A Painter in a Print Shop: My Struggle with Databricks
This is a cry into the void. A single man against a freight train. As I have become fond of saying, “A painter in a print shop.” I don’t think I can stop Databricks. In a way, what they have done is brilliant and scratches a very real itch within organizations. They have created a single platform that creates compute resources, manages databases, shows schemas, allows for programming in multiple languages, dashboarding, automation, monitoring, and more.
So, why would we ever stop?
Well, this is a bit of a nuanced topic. Databricks itself is only partially to blame. They made some things easy, far too easy in some cases. It’s borderline trivial to create a compute instance that runs 24/7, costing $90 a day, that does ABSOLUTELY NOTHING. Is this Databricks’ fault? Not really. They created an easy-to-use tool, and people will use it. Monitor it appropriately, and there won’t be any issues.
So What is Databricks Doing?
In short – everything. It has integrated storage, AWS/Azure compute management, querying, dashboarding, and scheduling all in one tool. More than that, all the tools are mostly okay as well.
Painter in a Print Shop
Databricks creates bad habits by making things easy.

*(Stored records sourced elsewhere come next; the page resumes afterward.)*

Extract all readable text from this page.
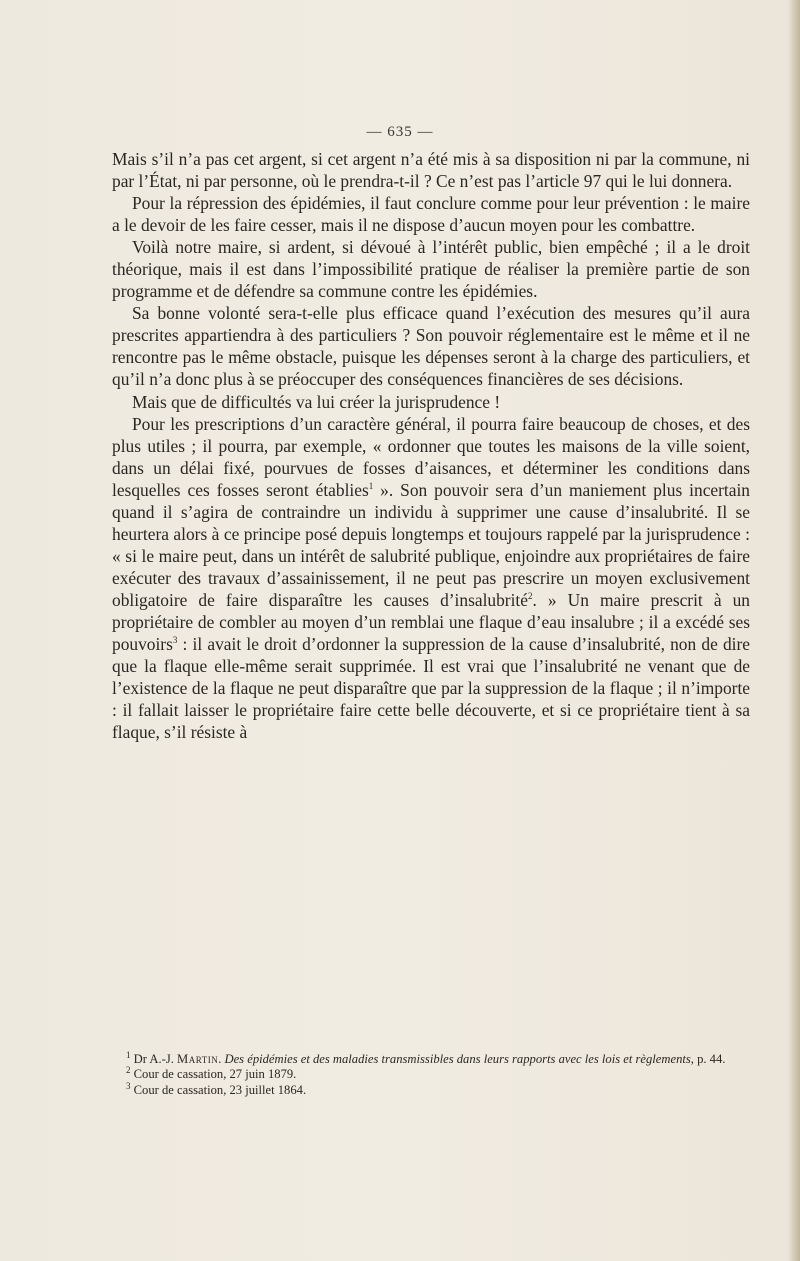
— 635 —

Mais s’il n’a pas cet argent, si cet argent n’a été mis à sa disposition ni par la commune, ni par l’État, ni par personne, où le prendra-t-il ? Ce n’est pas l’article 97 qui le lui donnera.

Pour la répression des épidémies, il faut conclure comme pour leur prévention : le maire a le devoir de les faire cesser, mais il ne dispose d’aucun moyen pour les combattre.

Voilà notre maire, si ardent, si dévoué à l’intérêt public, bien empêché ; il a le droit théorique, mais il est dans l’impossibilité pratique de réaliser la première partie de son programme et de défendre sa commune contre les épidémies.

Sa bonne volonté sera-t-elle plus efficace quand l’exécution des mesures qu’il aura prescrites appartiendra à des particuliers ? Son pouvoir réglementaire est le même et il ne rencontre pas le même obstacle, puisque les dépenses seront à la charge des particuliers, et qu’il n’a donc plus à se préoccuper des conséquences financières de ses décisions.

Mais que de difficultés va lui créer la jurisprudence !

Pour les prescriptions d’un caractère général, il pourra faire beaucoup de choses, et des plus utiles ; il pourra, par exemple, « ordonner que toutes les maisons de la ville soient, dans un délai fixé, pourvues de fosses d’aisances, et déterminer les conditions dans lesquelles ces fosses seront établies$^1$ ». Son pouvoir sera d’un maniement plus incertain quand il s’agira de contraindre un individu à supprimer une cause d’insalubrité. Il se heurtera alors à ce principe posé depuis longtemps et toujours rappelé par la jurisprudence : « si le maire peut, dans un intérêt de salubrité publique, enjoindre aux propriétaires de faire exécuter des travaux d’assainissement, il ne peut pas prescrire un moyen exclusivement obligatoire de faire disparaître les causes d’insalubrité$^2$. » Un maire prescrit à un propriétaire de combler au moyen d’un remblai une flaque d’eau insalubre ; il a excédé ses pouvoirs$^3$ : il avait le droit d’ordonner la suppression de la cause d’insalubrité, non de dire que la flaque elle-même serait supprimée. Il est vrai que l’insalubrité ne venant que de l’existence de la flaque ne peut disparaître que par la suppression de la flaque ; il n’importe : il fallait laisser le propriétaire faire cette belle découverte, et si ce propriétaire tient à sa flaque, s’il résiste à

$^1$ Dr A.-J. Martin. Des épidémies et des maladies transmissibles dans leurs rapports avec les lois et règlements, p. 44.

$^2$ Cour de cassation, 27 juin 1879.

$^3$ Cour de cassation, 23 juillet 1864.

![[old_man_yells_at_cloud.png]]
This is where I feel like a “painter in a print shop.” Yes, you can program on Databricks, running your code line by line like a data scientist investigating data. In fact, that’s the exact person who should be doing that. But once you start using a notebook to create automated programs, that’s where I get uneasy. This isn’t a problem limited to Databricks – ANY automated code written using notebooks is bad practice. The issue comes back to how easy Databricks makes it to use their mediocre editor. It’s there, it works, I get paid whether we do it well or poorly. Right?
And another thing! Not everyone needs a database that can expand to petabytes of storage! Database selection is a bit of an art – different databases have different I/O limitations, handle race conditions differently, have extensions that can make them better for certain applications, and Databricks gives you one option and that’s it, much like the editor. Once again, it’s there, it works, and most engineers have neither the time, knowledge, nor motivation to make something more ideal.

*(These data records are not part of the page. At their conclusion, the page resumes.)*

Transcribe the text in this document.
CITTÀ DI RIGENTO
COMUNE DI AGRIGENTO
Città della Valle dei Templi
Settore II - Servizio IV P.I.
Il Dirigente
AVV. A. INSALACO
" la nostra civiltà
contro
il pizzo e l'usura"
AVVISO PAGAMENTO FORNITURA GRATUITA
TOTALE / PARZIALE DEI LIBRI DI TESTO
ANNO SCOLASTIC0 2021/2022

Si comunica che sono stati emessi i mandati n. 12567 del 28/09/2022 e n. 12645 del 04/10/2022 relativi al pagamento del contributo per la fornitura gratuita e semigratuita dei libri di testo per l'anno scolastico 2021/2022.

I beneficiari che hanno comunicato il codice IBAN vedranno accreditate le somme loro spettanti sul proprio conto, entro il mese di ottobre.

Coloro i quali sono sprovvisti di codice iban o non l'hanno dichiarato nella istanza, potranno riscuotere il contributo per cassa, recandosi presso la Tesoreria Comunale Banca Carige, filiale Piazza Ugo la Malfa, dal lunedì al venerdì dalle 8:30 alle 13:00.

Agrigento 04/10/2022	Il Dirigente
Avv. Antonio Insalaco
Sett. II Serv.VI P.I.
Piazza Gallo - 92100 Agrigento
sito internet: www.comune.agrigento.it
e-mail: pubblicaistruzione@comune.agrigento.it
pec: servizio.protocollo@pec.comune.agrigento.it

But surely the clusters are good? If I understand correctly, Databricks takes a slice of whatever we are paying for clusters. It pays for the compute – which it gets from some cloud provider – and then pockets the rest. Which means, once again, it’s there, it works, and no one is asking questions about why I need 500 cores to do some enormous query.
Okay, What’s the Solution?
Ah, and here we come back to the nuance I mentioned at the beginning. Each of the issues mentioned above could be a team of support people. In an ideal world, engineers would have exactly that – a team of support people nearby that they could request resources, security auditing, and more. What a dream.
In reality, these people are hard to come by even in well-run tech organizations. Everyone wants to store and process data, and no one wants to wait around for support tickets.
I can’t avoid the freight train that is Databricks, but there are things I (and everyone else) can do to play nicely while keeping our programming dignity intact.
Get Everything Running Locally
I didn’t refuse to learn MATLAB just to get vendor-locked on my compute resources. I learned Python so I could build whatever I wanted and run it wherever I wanted. Databricks will fall, and we’ll all be scrambling to run our code on the next great thing. At the very least, running it locally allows programmers to use their testing and debugging tools to write better, faster code.
Pin Down Your Queries and Stop Messing With Them
If we’re going to have to run a huge number of cores to query a huge amount of data, figure out the queries and only run them if you absolutely have to. Even waiting for the clusters to initiate can waste minutes of my day. Minutes I could have spent, I don’t know, staring at the wall in despair. But because I want to.
Speaking of not waiting for queries….
Get Sample Data Locally
Keep the data from the queries and use it to build the rest of the code. This isn’t rocket science. Rocket science doesn’t have to be that painful. Sure, update the stored data occasionally to make sure it still works, but running massive queries every time to test out code is ugly. In fact, you could have multiple versions of the small data sample to test against. Which brings me to my last point.
Test Locally and Test Often
Automated tests. This is like the holy grail of programming, and I’ve seen teams implement this with wildly varying degrees of success. If I have to explain why you need to make automated tests, I don’t know, read one of the many books written on this. Maybe I’ll make another post about testing code.
Down with Databricks…?
No, Databricks is fine, but as programmers, we should strive to program well and maintain good practices. Just because something is easy doesn’t mean it is the best way to do things. Databricks makes bad practices a click away.
And no, this doesn’t mean my code or practices are perfect. Very far from it.